Road to civil war timeline Matt Dietrich

By matt03
  • Missouri compromise

    In an effort to preserve the balance of power in Congress between slave and free states, the Missouri Compromise was passed in 1820
  • Nat Turner Rebellion

    Nat Turner's Rebellion was a slave rebellion that took place in Southampton County, Virginia, in August 1831, led by Nat Turner. Rebel slaves killed from 55 to 65 people, at least 51 being white.
  • Compromise of 1850

    Senator Henry Clay introduced a series of resolutions on January 29, 1850, in an attempt to seek a compromise and avert a crisis between North and South.

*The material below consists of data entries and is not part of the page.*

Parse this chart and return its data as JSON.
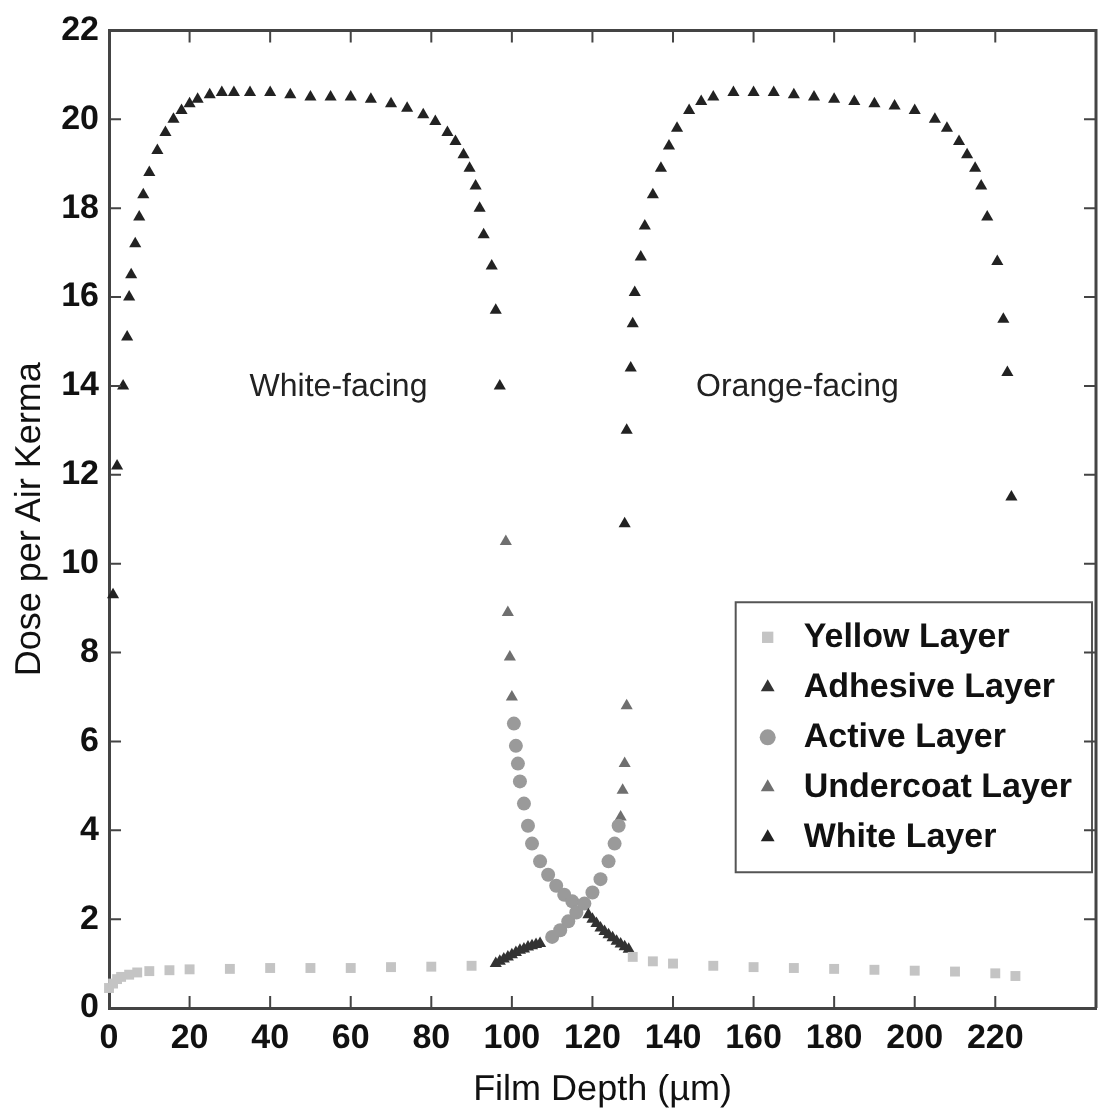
{
  "chart_data": {
    "type": "scatter",
    "xlabel": "Film Depth (µm)",
    "ylabel": "Dose per Air Kerma",
    "xlim": [
      0,
      245
    ],
    "xticks": [
      0,
      20,
      40,
      60,
      80,
      100,
      120,
      140,
      160,
      180,
      200,
      220
    ],
    "ylim": [
      0,
      22
    ],
    "yticks": [
      0,
      2,
      4,
      6,
      8,
      10,
      12,
      14,
      16,
      18,
      20,
      22
    ],
    "grid": false,
    "legend": "bottom right",
    "annotations": [
      "White-facing",
      "Orange-facing"
    ],
    "series": [
      {
        "name": "Yellow Layer",
        "color": "#c4c4c4",
        "marker": "square",
        "x": [
          0,
          1,
          2,
          3,
          5,
          7,
          10,
          15,
          20,
          30,
          40,
          50,
          60,
          70,
          80,
          90,
          130,
          135,
          140,
          150,
          160,
          170,
          180,
          190,
          200,
          210,
          220,
          225
        ],
        "values": [
          0.45,
          0.55,
          0.65,
          0.7,
          0.75,
          0.8,
          0.83,
          0.85,
          0.87,
          0.88,
          0.9,
          0.9,
          0.9,
          0.92,
          0.93,
          0.95,
          1.15,
          1.05,
          1.0,
          0.95,
          0.92,
          0.9,
          0.88,
          0.86,
          0.84,
          0.82,
          0.78,
          0.72
        ]
      },
      {
        "name": "Adhesive Layer",
        "color": "#333333",
        "marker": "triangle",
        "x": [
          96,
          97,
          98,
          99,
          100,
          101,
          102,
          103,
          104,
          105,
          106,
          107,
          119,
          120,
          121,
          122,
          123,
          124,
          125,
          126,
          127,
          128,
          129
        ],
        "values": [
          1.0,
          1.05,
          1.1,
          1.15,
          1.2,
          1.25,
          1.3,
          1.33,
          1.37,
          1.4,
          1.43,
          1.45,
          2.1,
          2.0,
          1.9,
          1.8,
          1.72,
          1.65,
          1.58,
          1.5,
          1.44,
          1.38,
          1.32
        ]
      },
      {
        "name": "Active Layer",
        "color": "#9a9a9a",
        "marker": "circle",
        "x": [
          100.5,
          101,
          101.5,
          102,
          103,
          104,
          105,
          107,
          109,
          111,
          113,
          115,
          110,
          112,
          114,
          116,
          118,
          120,
          122,
          124,
          125.5,
          126.5
        ],
        "values": [
          6.4,
          5.9,
          5.5,
          5.1,
          4.6,
          4.1,
          3.7,
          3.3,
          3.0,
          2.75,
          2.55,
          2.4,
          1.6,
          1.75,
          1.95,
          2.15,
          2.35,
          2.6,
          2.9,
          3.3,
          3.7,
          4.1
        ]
      },
      {
        "name": "Undercoat Layer",
        "color": "#6f6f6f",
        "marker": "triangle",
        "x": [
          98.5,
          99,
          99.5,
          100,
          127,
          127.5,
          128,
          128.5
        ],
        "values": [
          10.5,
          8.9,
          7.9,
          7.0,
          4.3,
          4.9,
          5.5,
          6.8
        ]
      },
      {
        "name": "White Layer",
        "color": "#222222",
        "marker": "triangle",
        "x": [
          1,
          2,
          3.5,
          4.5,
          5,
          5.5,
          6.5,
          7.5,
          8.5,
          10,
          12,
          14,
          16,
          18,
          20,
          22,
          25,
          28,
          31,
          35,
          40,
          45,
          50,
          55,
          60,
          65,
          70,
          74,
          78,
          81,
          84,
          86,
          88,
          89.5,
          91,
          92,
          93,
          95,
          96,
          97,
          128,
          128.5,
          129.5,
          130,
          130.5,
          132,
          133,
          135,
          137,
          139,
          141,
          144,
          147,
          150,
          155,
          160,
          165,
          170,
          175,
          180,
          185,
          190,
          195,
          200,
          205,
          208,
          211,
          213,
          215,
          216.5,
          218,
          220.5,
          222,
          223,
          224
        ],
        "values": [
          9.3,
          12.2,
          14,
          15.1,
          16,
          16.5,
          17.2,
          17.8,
          18.3,
          18.8,
          19.3,
          19.7,
          20.0,
          20.2,
          20.35,
          20.45,
          20.55,
          20.6,
          20.6,
          20.6,
          20.6,
          20.55,
          20.5,
          20.5,
          20.5,
          20.45,
          20.35,
          20.25,
          20.1,
          19.95,
          19.7,
          19.5,
          19.2,
          18.9,
          18.5,
          18.0,
          17.4,
          16.7,
          15.7,
          14.0,
          10.9,
          13.0,
          14.4,
          15.4,
          16.1,
          16.9,
          17.6,
          18.3,
          18.9,
          19.4,
          19.8,
          20.2,
          20.4,
          20.5,
          20.6,
          20.6,
          20.6,
          20.55,
          20.5,
          20.45,
          20.4,
          20.35,
          20.3,
          20.2,
          20.0,
          19.8,
          19.5,
          19.2,
          18.9,
          18.5,
          17.8,
          16.8,
          15.5,
          14.3,
          11.5
        ]
      }
    ]
  }
}
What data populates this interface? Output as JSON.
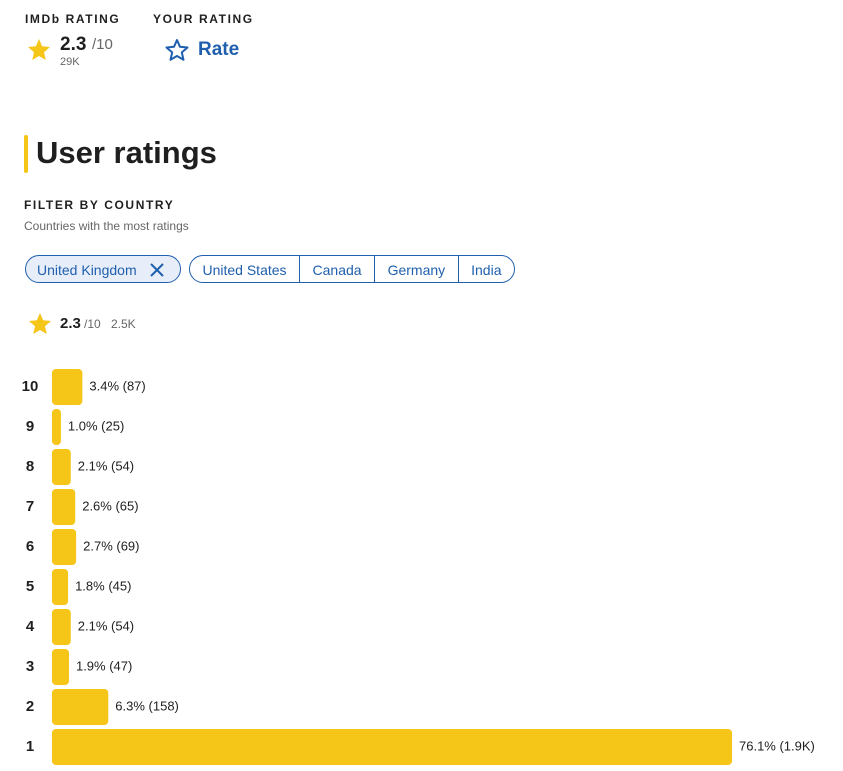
{
  "header": {
    "imdb_rating_label": "IMDb RATING",
    "imdb_rating": 2.3,
    "imdb_rating_scale": "/10",
    "imdb_votes": "29K",
    "your_rating_label": "YOUR RATING",
    "rate": "Rate"
  },
  "section_title": "User ratings",
  "filter": {
    "title": "FILTER BY COUNTRY",
    "subtitle": "Countries with the most ratings",
    "selected": "United Kingdom",
    "countries": [
      "United States",
      "Canada",
      "Germany",
      "India"
    ]
  },
  "country_rating": {
    "rating": 2.3,
    "scale": "/10",
    "votes": "2.5K"
  },
  "chart_data": {
    "type": "bar",
    "orientation": "horizontal",
    "color": "#f5c518",
    "categories": [
      "10",
      "9",
      "8",
      "7",
      "6",
      "5",
      "4",
      "3",
      "2",
      "1"
    ],
    "values": [
      3.4,
      1.0,
      2.1,
      2.6,
      2.7,
      1.8,
      2.1,
      1.9,
      6.3,
      76.1
    ],
    "value_labels": [
      "3.4% (87)",
      "1.0% (25)",
      "2.1% (54)",
      "2.6% (65)",
      "2.7% (69)",
      "1.8% (45)",
      "2.1% (54)",
      "1.9% (47)",
      "6.3% (158)",
      "76.1% (1.9K)"
    ],
    "xlim": [
      0,
      76.1
    ]
  }
}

As part of the Compromise of 1850, the Fugitive Slave Act was amended and the slave trade in Washington, D.C., was abolished.
  • Fugitive slave act

    The Fugitive Slave Law or Fugitive Slave Act was passed by the United States Congress on September 18, 1850, as part of the Compromise of 1850 between Southern slave-holding interests and Northern Free-Soilers. Abolitionists nicknamed it the "Bloodhound Law" for the dogs that were used to track down runaway slaves.
  • Uncle toms cabin

    An anti slavery book that was believed to have been a big factor that lead to the civil war
  • Bleeding Kansas

    The Border War was a series of violent civil confrontations in the United States between 1854 and 1861 which emerged from a political and ideological debate over the legality of slavery in the proposed state of Kansas.
  • Kansas Nebraska act

    The Kansas-Nebraska Act was passed by the U.S. Congress on May 30, 1854. It allowed people in the territories of Kansas and Nebraska to decide for themselves whether or not to allow slavery within their borders. The Act served to repeal the Missouri Compromise of 1820
  • Brooks Attacks Sumner

    The Caning of Charles Sumner, or the Brooks–Sumner Affair, occurred on May 22, 1856, in the United States Senate when Representative Preston Brooks used a walking cane to attack Senator Charles Sumner, an abolitionist, in retaliation for a speech given by Sumner
  • Lincoln-Douglas Debates

    Lincoln-Douglas debates, series of seven debates between the Democratic senator Stephen A. Douglas and Republican challenger Abraham Lincoln during the 1858 Illinois senatorial campaign, largely concerning the issue of slavery extension into the territories.
  • Raid on Harper's Ferry

    It was an effort by abolitionist John Brown to initiate an armed slave revolt in 1859 by taking over a United States arsenal at Harpers Ferry, Virginia. Brown's party of 22[1] was defeated by a company of U.S. Marines,
  • Election of 1860

    American presidential election held on Nov. 6, 1860, in which Republican Abraham Lincoln defeated Southern Democrat John C. Breckenridge, Democrat Stephen A. Douglas, and Constitutional Union candidate John Bell.